The first stage of the genetic analysis examined variants reported to be associated with tuberculosis susceptibility in previous studies (Table 2). Because each variant represented a distinct statistical hypothesis (since each was being evaluated for replication), no correction for multiple testing was used.

In the second stage of genetic analysis, a nested candidate-gene study was compiled from the Affymetrix Xba genotyping arrays. Only SNPs in genes hypothesized to play a role in tuberculosis pathogenesis were included (see Table 4).
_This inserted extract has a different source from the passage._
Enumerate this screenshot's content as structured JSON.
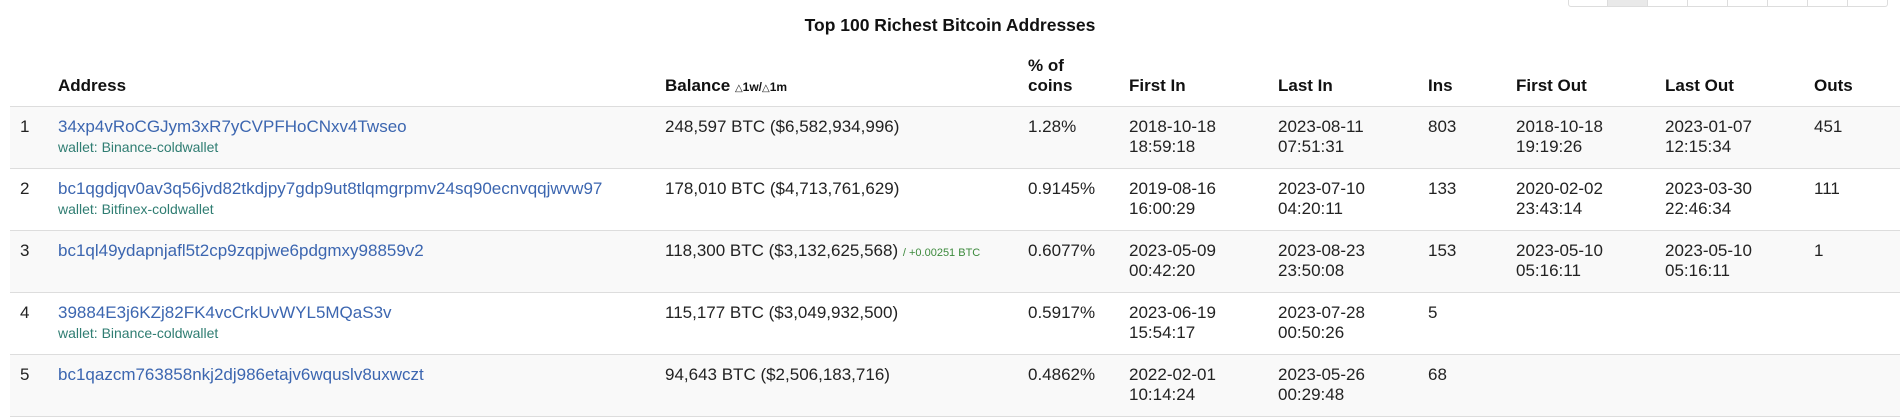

A Linux version of the MDR software was used for data analysis (compiled and benchmarked on a PC with a 600 MHz Pentium-III running Red Hat 2.2.5-15, written in C and compiled with the GNU C compiler). Presently, MDR software is being distributed in a JAVA version with a graphical user interface http://www.epistasis.org/mdr.html.

For both analysis stages MDR was also performed with genetic factors plus CD4+ lymphocytes and body mass index (BMI). This allowed for exploration of both gene-gene and gene-clinical factor interactions.